Wednesday, November 28, 2007

Introducing Mustard Skywalker

Last week when Mustard and I were in Arizona, I sat my slacker family down and said, "Listen. I've been to all of the malls here. Arizona no longer holds any mystery for me. There's only one thing left in this state that I need to see. Tomorrow morning, we're all getting up early and we're going to the Grand Canyon."

"But it's really far!" they cried.

"No matter." I responded coolly. "I've made an executive decision. Mustard, prepare yourself. Tomorrow we're going to the Sky Walk. It's this cool glass bridge that extends, unsupported mind you, out over the Grand Canyon. And it's got a glass floor so you can look down like 4000 feet. It's going to totally freak us out!"

Mustard's little head whipped around so fast he almost twisted off his safety seal, "Did you say Sky Walk?" I nodded. "So once we go on this thing, we will be 'Sky Walkers'?"

"Yeah, I suppose so."

"This is going to be so awesome! Road Trip! .... Star Wars style." And he skated off singing the Imperial March.

"Whatever you say, little dude." I said, rolling my eyes.

Accordingly, we got up bright and early and started out on our trek. Mustard hasn't gone on a road trip before and he enjoyed it. He played the license plate game, and slug bug, but most of all he liked sitting up in the front "with the men".

He loved to watch the GPS navigation map and say, "Stay on target! Stay on target!" And then my brother would chime in with, "UH! But I was going to go down to Tosche Station to pick up some power converters!"

I guess it's because he's only had me to hang out with (and heaven knows I'm no male role model) but he really bonded with my dad and brother. They had all kinds of man talk going on up in the front seat. Football, yard work, power tools. That kind of junk. It was good for him. And I was happy to let them jabber away up there, while I chatted with my mom in the back seat about sophisticated topics such as books and the rockin swing coat I got in Mexico.

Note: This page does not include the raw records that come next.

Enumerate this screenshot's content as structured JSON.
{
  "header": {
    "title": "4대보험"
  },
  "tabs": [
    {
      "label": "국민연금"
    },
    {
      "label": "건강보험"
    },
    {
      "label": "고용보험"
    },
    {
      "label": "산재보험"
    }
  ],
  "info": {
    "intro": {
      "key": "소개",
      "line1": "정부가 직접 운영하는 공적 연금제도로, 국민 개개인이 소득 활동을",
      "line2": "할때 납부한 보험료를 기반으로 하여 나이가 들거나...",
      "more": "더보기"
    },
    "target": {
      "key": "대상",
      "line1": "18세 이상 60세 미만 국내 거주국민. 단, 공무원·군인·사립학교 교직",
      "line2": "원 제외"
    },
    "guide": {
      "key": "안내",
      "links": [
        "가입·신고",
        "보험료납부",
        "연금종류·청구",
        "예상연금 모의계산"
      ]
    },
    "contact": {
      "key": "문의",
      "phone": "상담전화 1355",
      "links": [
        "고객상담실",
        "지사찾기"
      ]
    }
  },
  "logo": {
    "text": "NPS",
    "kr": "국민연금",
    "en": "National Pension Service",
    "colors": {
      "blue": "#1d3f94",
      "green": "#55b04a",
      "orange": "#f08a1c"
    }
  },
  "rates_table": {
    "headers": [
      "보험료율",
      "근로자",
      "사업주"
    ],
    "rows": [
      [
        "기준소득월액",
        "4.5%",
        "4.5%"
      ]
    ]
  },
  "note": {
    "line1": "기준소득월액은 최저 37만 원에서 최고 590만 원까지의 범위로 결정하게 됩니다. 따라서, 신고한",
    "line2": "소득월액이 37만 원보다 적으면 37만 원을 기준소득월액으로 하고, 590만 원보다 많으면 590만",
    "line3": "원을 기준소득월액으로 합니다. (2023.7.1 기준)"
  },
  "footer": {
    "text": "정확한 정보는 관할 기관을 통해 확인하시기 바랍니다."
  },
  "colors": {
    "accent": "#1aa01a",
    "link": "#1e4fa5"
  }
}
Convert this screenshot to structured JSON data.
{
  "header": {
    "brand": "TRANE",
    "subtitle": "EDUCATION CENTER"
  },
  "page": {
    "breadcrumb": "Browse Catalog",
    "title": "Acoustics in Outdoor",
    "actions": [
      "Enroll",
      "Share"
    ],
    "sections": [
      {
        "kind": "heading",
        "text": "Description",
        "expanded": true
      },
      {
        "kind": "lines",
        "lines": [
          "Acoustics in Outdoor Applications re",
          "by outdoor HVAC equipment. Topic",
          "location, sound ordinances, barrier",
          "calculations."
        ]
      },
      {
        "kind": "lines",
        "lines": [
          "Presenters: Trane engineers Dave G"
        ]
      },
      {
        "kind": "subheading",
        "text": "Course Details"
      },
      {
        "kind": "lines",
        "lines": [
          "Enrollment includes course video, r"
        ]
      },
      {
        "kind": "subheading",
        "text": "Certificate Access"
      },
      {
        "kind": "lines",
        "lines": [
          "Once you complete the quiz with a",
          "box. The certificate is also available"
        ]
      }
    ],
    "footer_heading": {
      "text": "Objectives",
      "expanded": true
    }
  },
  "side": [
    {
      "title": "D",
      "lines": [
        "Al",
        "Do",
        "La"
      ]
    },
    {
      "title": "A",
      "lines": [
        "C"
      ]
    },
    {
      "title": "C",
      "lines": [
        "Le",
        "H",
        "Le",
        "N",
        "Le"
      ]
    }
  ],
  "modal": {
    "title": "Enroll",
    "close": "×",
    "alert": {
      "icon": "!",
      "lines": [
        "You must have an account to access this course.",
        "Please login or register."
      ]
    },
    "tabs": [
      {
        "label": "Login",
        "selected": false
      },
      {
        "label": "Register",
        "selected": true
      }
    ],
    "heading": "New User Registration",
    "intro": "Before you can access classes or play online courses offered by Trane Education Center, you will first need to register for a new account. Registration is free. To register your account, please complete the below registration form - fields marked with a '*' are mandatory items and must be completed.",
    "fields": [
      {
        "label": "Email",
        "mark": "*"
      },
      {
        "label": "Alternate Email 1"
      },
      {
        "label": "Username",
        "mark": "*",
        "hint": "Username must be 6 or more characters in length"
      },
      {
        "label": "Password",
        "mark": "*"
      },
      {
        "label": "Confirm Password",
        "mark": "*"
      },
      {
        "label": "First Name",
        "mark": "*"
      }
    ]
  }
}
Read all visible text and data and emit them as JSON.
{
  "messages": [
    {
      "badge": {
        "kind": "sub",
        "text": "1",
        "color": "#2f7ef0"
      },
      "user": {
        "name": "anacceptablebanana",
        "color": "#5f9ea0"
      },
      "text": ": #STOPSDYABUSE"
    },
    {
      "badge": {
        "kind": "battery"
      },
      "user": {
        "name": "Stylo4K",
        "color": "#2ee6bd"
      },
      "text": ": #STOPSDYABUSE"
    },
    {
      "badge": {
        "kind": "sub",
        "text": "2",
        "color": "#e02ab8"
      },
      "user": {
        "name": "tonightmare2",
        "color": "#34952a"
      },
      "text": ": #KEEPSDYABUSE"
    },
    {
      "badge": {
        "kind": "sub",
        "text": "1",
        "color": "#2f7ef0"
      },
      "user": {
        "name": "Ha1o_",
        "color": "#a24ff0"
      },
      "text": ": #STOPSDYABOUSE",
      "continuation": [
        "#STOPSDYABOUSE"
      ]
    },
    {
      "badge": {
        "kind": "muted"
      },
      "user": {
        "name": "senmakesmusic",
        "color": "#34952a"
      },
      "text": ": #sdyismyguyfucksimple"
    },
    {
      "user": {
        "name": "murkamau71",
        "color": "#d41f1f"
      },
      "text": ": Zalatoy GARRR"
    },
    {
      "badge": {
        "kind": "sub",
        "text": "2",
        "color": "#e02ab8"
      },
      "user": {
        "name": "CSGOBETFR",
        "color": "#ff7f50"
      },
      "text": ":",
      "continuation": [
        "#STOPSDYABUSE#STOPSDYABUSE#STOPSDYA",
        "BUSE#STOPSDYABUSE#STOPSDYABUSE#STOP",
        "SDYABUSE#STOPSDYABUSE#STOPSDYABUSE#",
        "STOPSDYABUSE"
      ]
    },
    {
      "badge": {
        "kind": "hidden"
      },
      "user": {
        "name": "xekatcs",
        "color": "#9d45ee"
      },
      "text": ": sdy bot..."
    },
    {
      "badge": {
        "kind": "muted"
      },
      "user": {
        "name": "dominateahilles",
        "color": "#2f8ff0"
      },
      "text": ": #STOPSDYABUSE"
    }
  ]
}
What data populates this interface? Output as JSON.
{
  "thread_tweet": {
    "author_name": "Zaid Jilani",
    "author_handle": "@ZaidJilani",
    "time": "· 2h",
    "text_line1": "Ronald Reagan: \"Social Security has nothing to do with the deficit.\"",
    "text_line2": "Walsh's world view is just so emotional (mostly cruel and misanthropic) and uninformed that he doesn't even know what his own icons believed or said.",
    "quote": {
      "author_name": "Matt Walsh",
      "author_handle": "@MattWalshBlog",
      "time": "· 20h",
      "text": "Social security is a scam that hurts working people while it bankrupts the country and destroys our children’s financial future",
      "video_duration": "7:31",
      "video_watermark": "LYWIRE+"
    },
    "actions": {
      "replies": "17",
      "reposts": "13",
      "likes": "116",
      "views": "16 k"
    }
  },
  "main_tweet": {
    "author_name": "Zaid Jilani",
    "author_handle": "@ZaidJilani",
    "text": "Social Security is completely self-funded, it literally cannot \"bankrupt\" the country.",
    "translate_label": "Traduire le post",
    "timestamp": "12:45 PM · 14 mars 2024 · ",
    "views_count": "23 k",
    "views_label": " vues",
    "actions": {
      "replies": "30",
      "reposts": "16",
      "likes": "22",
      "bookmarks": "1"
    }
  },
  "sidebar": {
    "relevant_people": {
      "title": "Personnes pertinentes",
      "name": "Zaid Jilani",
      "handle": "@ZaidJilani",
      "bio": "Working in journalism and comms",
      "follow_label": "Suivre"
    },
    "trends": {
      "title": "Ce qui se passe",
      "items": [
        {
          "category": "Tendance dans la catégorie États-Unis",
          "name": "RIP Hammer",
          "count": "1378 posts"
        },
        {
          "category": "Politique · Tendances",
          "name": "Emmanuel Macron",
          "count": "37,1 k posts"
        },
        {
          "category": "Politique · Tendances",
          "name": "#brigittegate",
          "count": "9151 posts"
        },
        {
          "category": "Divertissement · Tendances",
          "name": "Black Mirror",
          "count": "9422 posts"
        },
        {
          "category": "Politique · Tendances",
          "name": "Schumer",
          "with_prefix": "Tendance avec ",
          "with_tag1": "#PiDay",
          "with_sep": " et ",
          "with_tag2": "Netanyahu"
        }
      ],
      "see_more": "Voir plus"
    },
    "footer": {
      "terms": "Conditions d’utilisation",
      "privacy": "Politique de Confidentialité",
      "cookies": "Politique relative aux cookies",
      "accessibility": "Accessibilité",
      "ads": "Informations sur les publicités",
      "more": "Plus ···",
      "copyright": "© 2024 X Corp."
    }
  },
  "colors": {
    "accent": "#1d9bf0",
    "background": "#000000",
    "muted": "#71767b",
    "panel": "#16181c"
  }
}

Mustard especially took to my dad. Here they are when we stopped for sodas having a veritable father-son talk.

It really was a long drive, and the last TWENTY MILES on a dirt road didn't help any. But we finally arrived at Grand Canyon West.

The Hualapai Tribe runs the show charging a pretty penny, but ultimately delivering an enjoyable experience.

Mustard enjoyed the entertainment provided by this native dancer and flute dude. But he was disappointed that they wouldn't play "Freebird". I had to let him pick out a Dream Catcher from the gift shop before he perked up again.

We boarded a bus to take us to the various vista points: Eagle Point, the Sky Walk, and Guano Point.

For some reason Mustard kept saying "Guano" over and over again. "Guano. Guano. Haha. Guaaanoooo." He is such an idiot.

We arrived at the Sky Walk and had to relinquish ALL of our personal effects before being allowed to go out onto the bridge. But it was seriously cool! It was hard to realize just how high we were, with no cars or people below to put it all into perspective. But occasionally a hawk would be sailing around below and then I'd grip the rail a little tighter and say, "Damn kids, we're like crazy high! If we fell from here we'd definitely die." They don't call me Captain Obvious for nothing.

Here's the Sky Walk ...

It was all very peaceful as we enjoyed the canyon winds and the raw power of the nature below us. Peaceful, that is, until Mustard got out there.

"YOU ARE NOT MY FATHER!!!!" he cried making light saber noises and thrashing around all over the bridge.

"Mustard, what are you doing?"

"I'm fighting the Dark Side, woman!" more thrashing and saber thrusts. "And HELLO!" he paused his slide tackles to tell me sincerely, "My name is now Mustard SKYWALKER!"


Maria said...

My tears of laughter know no end.

erin said...

what a good sport your dad is.

Camie said...

I'm a little jealous you went to the skywalk. I wanted to go there last March when I was in St. George, but I missed the opening by 1 week.

soundofstilhed said...

Did you feel like you were forcing them to be wild and crazy? After all, nobody from within 500 miles of the Grand Canyon has ever been to see it!...just like Metro DC dwellers don't really see the sights...except during the Cherry Blossom Festival.